The Methodology in Practice

  1. Inhale: Build features for a session or two. Let tests break. Don’t stop.

  2. Check the damage: Run --status. See how many failures accumulated.

  3. Exhale: New session. Go through each failure:

    • Is this testing something real? Keep it, fix the bug.
    • Is this testing outdated syntax? Delete it.
    • Is this testing aspirational features? Delete it or TODO it.
    • Is this documenting a real bug? Keep it as TODO with clear docs.
  4. Measure: Pass rate should go UP from deletions. Signal should be cleaner.

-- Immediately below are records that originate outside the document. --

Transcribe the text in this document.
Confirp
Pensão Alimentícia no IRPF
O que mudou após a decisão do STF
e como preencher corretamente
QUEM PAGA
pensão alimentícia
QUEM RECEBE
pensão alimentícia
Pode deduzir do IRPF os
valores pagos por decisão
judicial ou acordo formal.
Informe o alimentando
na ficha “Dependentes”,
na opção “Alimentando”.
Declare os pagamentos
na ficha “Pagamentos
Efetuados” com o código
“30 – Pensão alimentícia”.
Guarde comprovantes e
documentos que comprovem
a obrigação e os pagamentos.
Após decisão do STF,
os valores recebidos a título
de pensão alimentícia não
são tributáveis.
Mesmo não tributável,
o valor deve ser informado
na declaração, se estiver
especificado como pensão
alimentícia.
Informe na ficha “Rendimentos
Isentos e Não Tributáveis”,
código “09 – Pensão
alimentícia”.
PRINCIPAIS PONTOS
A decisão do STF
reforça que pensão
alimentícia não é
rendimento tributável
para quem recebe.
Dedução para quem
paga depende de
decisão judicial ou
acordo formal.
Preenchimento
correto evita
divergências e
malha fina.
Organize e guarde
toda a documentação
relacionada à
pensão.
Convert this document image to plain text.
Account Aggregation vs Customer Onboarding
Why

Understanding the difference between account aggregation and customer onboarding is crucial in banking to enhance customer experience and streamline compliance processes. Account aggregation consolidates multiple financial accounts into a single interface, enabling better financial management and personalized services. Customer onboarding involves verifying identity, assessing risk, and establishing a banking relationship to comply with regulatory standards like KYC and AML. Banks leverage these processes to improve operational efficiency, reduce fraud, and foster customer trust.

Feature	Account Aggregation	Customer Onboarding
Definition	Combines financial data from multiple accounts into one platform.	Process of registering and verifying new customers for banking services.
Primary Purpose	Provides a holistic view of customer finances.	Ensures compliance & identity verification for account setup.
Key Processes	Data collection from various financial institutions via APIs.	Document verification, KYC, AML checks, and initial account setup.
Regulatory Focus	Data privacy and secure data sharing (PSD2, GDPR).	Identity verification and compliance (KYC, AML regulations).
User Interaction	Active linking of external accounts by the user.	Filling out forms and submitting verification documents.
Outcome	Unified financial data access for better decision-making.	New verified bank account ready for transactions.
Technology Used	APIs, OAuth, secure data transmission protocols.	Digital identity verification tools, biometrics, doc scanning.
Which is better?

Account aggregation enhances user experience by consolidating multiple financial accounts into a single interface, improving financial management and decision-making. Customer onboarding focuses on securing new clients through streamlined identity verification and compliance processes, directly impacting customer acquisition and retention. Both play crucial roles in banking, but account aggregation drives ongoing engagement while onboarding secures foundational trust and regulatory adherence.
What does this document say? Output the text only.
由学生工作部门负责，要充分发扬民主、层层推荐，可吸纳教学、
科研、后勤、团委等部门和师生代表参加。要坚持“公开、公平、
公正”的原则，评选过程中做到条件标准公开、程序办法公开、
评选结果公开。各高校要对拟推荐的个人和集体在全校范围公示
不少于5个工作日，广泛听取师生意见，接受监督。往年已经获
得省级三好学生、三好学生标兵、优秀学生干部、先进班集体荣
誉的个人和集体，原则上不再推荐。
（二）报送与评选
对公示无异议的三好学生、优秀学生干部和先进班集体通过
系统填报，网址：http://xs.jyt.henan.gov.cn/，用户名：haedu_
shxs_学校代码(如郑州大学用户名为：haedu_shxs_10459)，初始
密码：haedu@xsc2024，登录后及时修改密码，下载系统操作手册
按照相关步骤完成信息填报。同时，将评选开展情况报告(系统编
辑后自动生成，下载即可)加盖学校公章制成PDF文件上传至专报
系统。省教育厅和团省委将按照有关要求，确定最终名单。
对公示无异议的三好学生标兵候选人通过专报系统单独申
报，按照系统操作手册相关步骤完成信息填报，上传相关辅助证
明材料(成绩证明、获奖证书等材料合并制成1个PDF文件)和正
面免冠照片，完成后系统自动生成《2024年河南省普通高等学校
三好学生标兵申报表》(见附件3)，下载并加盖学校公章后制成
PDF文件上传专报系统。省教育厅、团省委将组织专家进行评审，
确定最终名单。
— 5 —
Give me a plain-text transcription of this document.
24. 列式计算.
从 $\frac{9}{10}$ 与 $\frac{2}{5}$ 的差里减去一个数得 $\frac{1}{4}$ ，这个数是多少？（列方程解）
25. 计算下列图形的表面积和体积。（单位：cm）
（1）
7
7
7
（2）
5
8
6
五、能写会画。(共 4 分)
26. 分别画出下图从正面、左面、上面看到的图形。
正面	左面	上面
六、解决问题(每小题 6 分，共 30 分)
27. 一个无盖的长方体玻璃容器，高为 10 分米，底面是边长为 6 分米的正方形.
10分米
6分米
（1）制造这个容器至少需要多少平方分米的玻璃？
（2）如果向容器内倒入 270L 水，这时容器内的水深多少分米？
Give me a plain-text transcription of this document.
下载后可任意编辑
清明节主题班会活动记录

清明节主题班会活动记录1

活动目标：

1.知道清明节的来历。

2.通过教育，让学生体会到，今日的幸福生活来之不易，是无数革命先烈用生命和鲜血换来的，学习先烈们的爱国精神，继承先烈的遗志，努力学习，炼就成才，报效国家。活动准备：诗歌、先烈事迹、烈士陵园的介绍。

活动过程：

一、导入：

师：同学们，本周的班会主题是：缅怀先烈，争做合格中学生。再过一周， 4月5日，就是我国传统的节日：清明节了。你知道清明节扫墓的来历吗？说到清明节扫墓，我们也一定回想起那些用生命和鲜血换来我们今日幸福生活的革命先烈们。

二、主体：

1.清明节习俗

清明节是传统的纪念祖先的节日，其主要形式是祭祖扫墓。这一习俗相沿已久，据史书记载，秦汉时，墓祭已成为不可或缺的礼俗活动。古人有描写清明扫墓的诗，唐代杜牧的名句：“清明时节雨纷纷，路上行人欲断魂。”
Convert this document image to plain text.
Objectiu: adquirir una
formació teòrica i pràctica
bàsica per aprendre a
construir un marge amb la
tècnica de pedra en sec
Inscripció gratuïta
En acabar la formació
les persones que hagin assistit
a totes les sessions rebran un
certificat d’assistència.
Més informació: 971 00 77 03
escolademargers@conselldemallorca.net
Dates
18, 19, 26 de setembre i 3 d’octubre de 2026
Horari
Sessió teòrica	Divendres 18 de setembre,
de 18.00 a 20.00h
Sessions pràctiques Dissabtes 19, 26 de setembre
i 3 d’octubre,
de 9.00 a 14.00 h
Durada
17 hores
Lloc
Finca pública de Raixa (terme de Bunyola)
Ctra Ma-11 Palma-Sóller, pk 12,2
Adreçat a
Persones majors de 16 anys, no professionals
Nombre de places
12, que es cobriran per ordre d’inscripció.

  5. Repeat: Back to inhale with a clean baseline.

The Uncomfortable Truth

Deleting tests feels wrong. We’re trained to think more tests = better.

But tests have a cost:

  • They take time to run
  • They take context to understand
  • They create noise when they fail for wrong reasons
  • They can lie about what the system does

A test that claims “feature X doesn’t work” when feature X DOES work is actively harmful. It’s not a safety net. It’s a landmine.

When to Exhale

You know it’s time to exhale when:

  • You’ve lost track of which failures matter
  • The pass rate has dropped significantly
  • You’re context-switching between “real work” and “test confusion”
  • A new session looks at the failures and says “wait, what?”

Conclusion

Inhale/Exhale isn’t about being sloppy. It’s about being intentional.

Intentionally fast during inhale. Intentionally careful during exhale.

The test suite is a living document. Living things need pruning.

But it’s more than that. In AI-assisted development, your codebase IS the context. Every file, every test, every comment shapes how the AI understands your project. Stale artifacts don’t just sit there - they actively mislead.

Inhale/Exhale is a methodology for:

  • Velocity without sacrificing correctness
  • Living documentation that can’t lie
  • Clean context that helps AI help you
  • Pivoting without accumulated cruft holding you back

The garden is healthier when you prune. And the AI is smarter when you delete the lies.


A methodology that emerged from building a programming language with Claude. Not planned. Discovered.